Smart contracts are a way of automating certain actions on the blockchain, based on transactions occurring on the blockchain itself, or on data received from so-called "Oracles" – interfaces to data from outside the blockchain. They are simply programs executing on the blockchain, their inputs and outputs being data available on the blockchain.

These programs can be configured so that they cannot be modified. For example, consider a bet about the level of a certain stock on a certain date. The parties to the bet deposit some amount of the blockchain's own coin into an escrow account. Based on the Oracle's price feed at the agreed-on date and time, the program wll release the funds to the winner. No-one will be able to modify the program, or take or release the funds before the appointed date. In fact, if the program contains a bug, the funds may remain blocked forever. (Of course, if the funds were not in the blockchain's own coin, the escrow account would only hold a pointer to some outside account, in which case the funds could in fact be stolen or otherwise transferred, the bank holding the funds could fail)

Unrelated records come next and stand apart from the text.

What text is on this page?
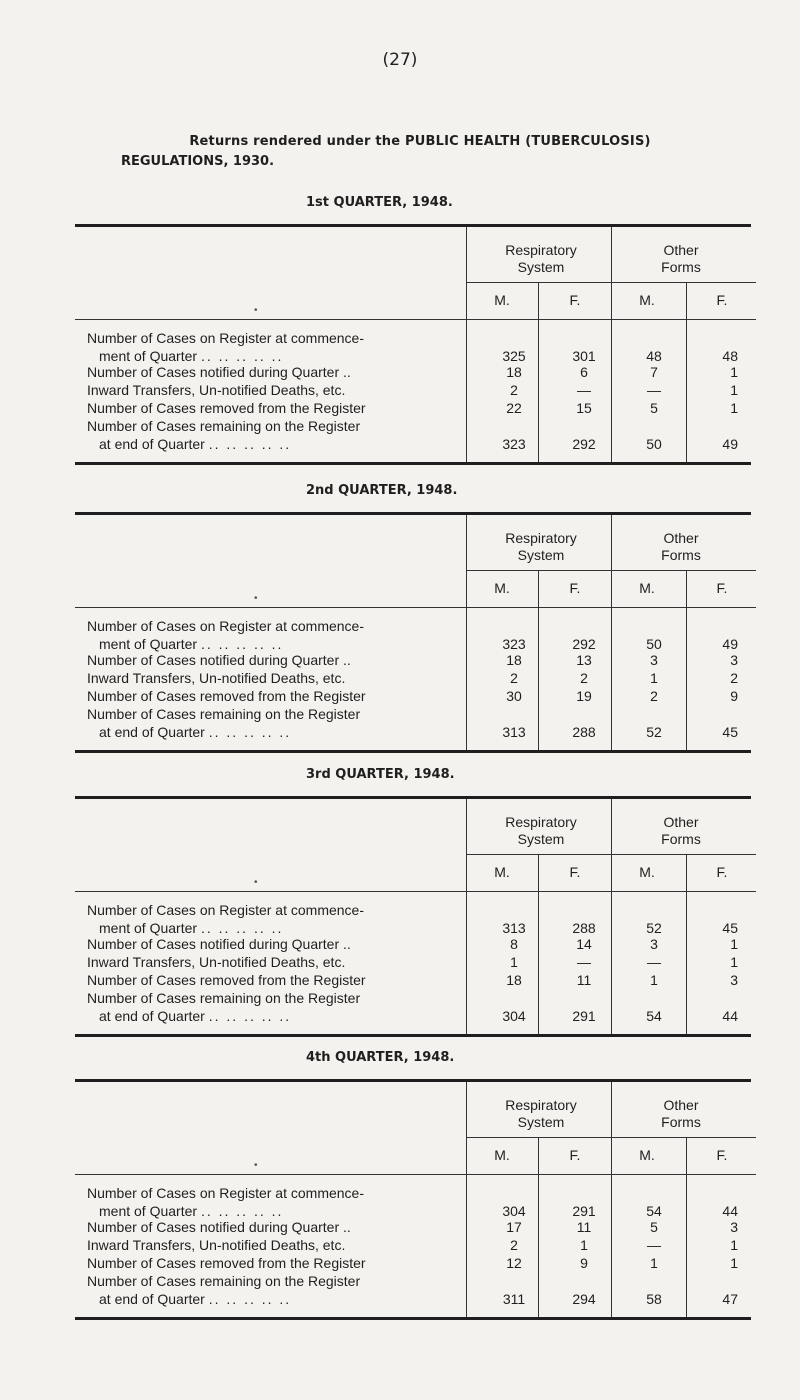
(27)
Returns rendered under the PUBLIC HEALTH (TUBERCULOSIS)
REGULATIONS, 1930.
1st QUARTER, 1948.
•
Respiratory System
Other Forms
M.	F.	M.	F.
Number of Cases on Register at commence-
ment of Quarter .. .. .. .. ..	325	301	48	48
Number of Cases notified during Quarter ..	18	6	7	1
Inward Transfers, Un-notified Deaths, etc.	2	—	—	1
Number of Cases removed from the Register	22	15	5	1
Number of Cases remaining on the Register
at end of Quarter .. .. .. .. ..	323	292	50	49
2nd QUARTER, 1948.
•
Respiratory System
Other Forms
M.	F.	M.	F.
Number of Cases on Register at commence-
ment of Quarter .. .. .. .. ..	323	292	50	49
Number of Cases notified during Quarter ..	18	13	3	3
Inward Transfers, Un-notified Deaths, etc.	2	2	1	2
Number of Cases removed from the Register	30	19	2	9
Number of Cases remaining on the Register
at end of Quarter .. .. .. .. ..	313	288	52	45
3rd QUARTER, 1948.
•
Respiratory System
Other Forms
M.	F.	M.	F.
Number of Cases on Register at commence-
ment of Quarter .. .. .. .. ..	313	288	52	45
Number of Cases notified during Quarter ..	8	14	3	1
Inward Transfers, Un-notified Deaths, etc.	1	—	—	1
Number of Cases removed from the Register	18	11	1	3
Number of Cases remaining on the Register
at end of Quarter .. .. .. .. ..	304	291	54	44
4th QUARTER, 1948.
•
Respiratory System
Other Forms
M.	F.	M.	F.
Number of Cases on Register at commence-
ment of Quarter .. .. .. .. ..	304	291	54	44
Number of Cases notified during Quarter ..	17	11	5	3
Inward Transfers, Un-notified Deaths, etc.	2	1	—	1
Number of Cases removed from the Register	12	9	1	1
Number of Cases remaining on the Register
at end of Quarter .. .. .. .. ..	311	294	58	47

The first blockchain using smart contracts was Ethereum. As of late 2016, it is not yet considered fit for business-critical applications. There are some inconsistencies in the Solidity compiler which may provide openings for attacks. But the main issue is the level of testing and validation required before a smart contract, which may have the ability to transfer significant assets without recourse, is set loose on a blockchain. Most programmers are not used to such rigorous levels of testing and validation, and best practices are still being developed.

Another significant issue with Ethereum smart contracts is that they are visible by all, which will not be acceptable to many business users. It also means the virtual collapse of any fee model. If a useful program is deployed, with a built-in fee to pay the developer, another developer (anonymous if necessary) can just take the program and set a lower fee, or remove it entirely.

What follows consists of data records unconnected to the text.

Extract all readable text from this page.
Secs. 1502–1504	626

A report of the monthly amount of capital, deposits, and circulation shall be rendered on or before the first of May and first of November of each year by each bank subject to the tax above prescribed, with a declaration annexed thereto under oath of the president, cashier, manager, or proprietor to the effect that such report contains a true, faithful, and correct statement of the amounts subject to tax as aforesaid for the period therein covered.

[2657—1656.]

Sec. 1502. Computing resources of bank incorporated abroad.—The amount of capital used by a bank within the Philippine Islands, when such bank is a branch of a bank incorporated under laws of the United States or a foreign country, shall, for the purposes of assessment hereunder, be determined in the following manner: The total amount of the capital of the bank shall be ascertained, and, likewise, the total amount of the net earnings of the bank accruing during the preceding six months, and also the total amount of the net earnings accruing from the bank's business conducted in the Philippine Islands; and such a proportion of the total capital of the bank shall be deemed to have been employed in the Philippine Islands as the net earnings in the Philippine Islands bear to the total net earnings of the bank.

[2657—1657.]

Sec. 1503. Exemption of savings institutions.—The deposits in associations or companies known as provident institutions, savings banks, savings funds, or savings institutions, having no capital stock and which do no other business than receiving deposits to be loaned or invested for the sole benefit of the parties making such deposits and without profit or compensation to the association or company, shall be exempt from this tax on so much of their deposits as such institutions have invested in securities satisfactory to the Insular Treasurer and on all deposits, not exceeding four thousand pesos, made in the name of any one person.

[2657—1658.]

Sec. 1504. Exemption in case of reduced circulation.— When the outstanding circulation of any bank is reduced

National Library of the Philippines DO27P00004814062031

A solution where the source code, or at least parts of it, can only be seen by certain parties seems almost mandatory. Auditors will then be needed to certify that the hidden code works as designed. An alternative is for processing off-chain, with only certain critical actions requiring public scrutiny done on-chain.


The question of coins occurs in the context of public or semi-public blockchains. While there must of course be an incentive to participate in the validation, having a blockchain-specific coin is but one of several options.

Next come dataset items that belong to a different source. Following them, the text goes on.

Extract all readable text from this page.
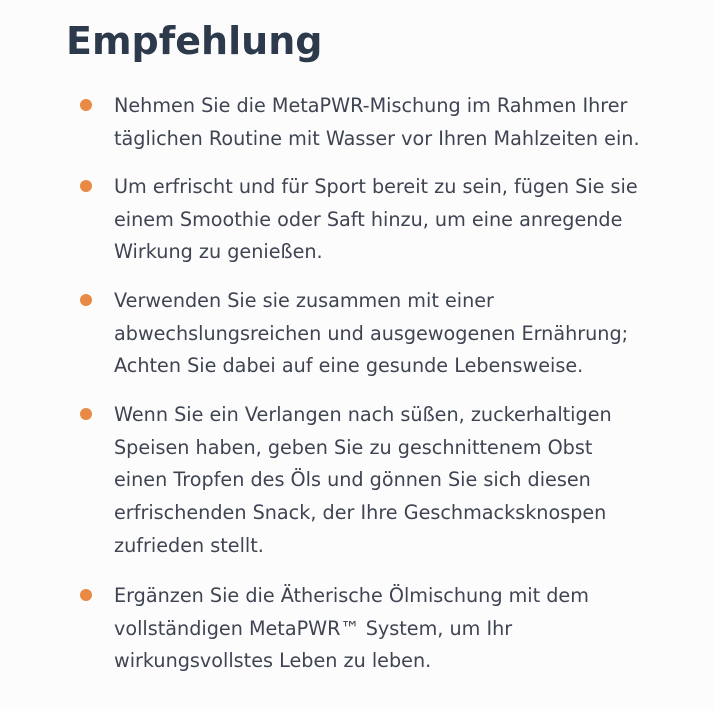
Empfehlung

Nehmen Sie die MetaPWR-Mischung im Rahmen Ihrer
täglichen Routine mit Wasser vor Ihren Mahlzeiten ein.

Um erfrischt und für Sport bereit zu sein, fügen Sie sie
einem Smoothie oder Saft hinzu, um eine anregende
Wirkung zu genießen.

Verwenden Sie sie zusammen mit einer
abwechslungsreichen und ausgewogenen Ernährung;
Achten Sie dabei auf eine gesunde Lebensweise.

Wenn Sie ein Verlangen nach süßen, zuckerhaltigen
Speisen haben, geben Sie zu geschnittenem Obst
einen Tropfen des Öls und gönnen Sie sich diesen
erfrischenden Snack, der Ihre Geschmacksknospen
zufrieden stellt.

Ergänzen Sie die Ätherische Ölmischung mit dem
vollständigen MetaPWR™ System, um Ihr
wirkungsvollstes Leben zu leben.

In any event, it does not appear to make any sense to link the remuneration of the validators to the equity value of the blockchain itself, as is currently the case in Bitcoin and Ethereum. Another influence of Bitcoin design that will fade over time.

It is true that if a "coin" goes up sharply in value, validators will likely reduce fees because of competitive pressure. But this may not be enough of an argument for potential business users.

That said, it might be a good idea of having an internal currency in which validators get paid, because that gives the system some flexibility. What is meant by this is that if costs of computing and storage goes down, the value of an internal "validation currency" could be adjusted downwards over time. On the other hand, it could also be adjusted upwards to attract more validators if necessary.

In general, the discussion about coins should be replaced by a discussion about the business model and the interaction between the various parties:

  • blockchain owners (all kind of possible models)
  • blockchain validators (generally need to get paid on an ongoing basis, unless they are also the blockchain owners)
  • blockchain users (generally pay-as-you-go)

When to use blockchains

The two questions to ask are the the following:

1) is there a critical reliance on a database that holds certain information that is key to the project, and on which all users must be in agreement at all times (a typical example being financial information)?

2) is there reluctance to entrust one single entity with the management of that database?

If the answers to these questions are "yes", then the use of blockchain / distributed ledger technology may make sense.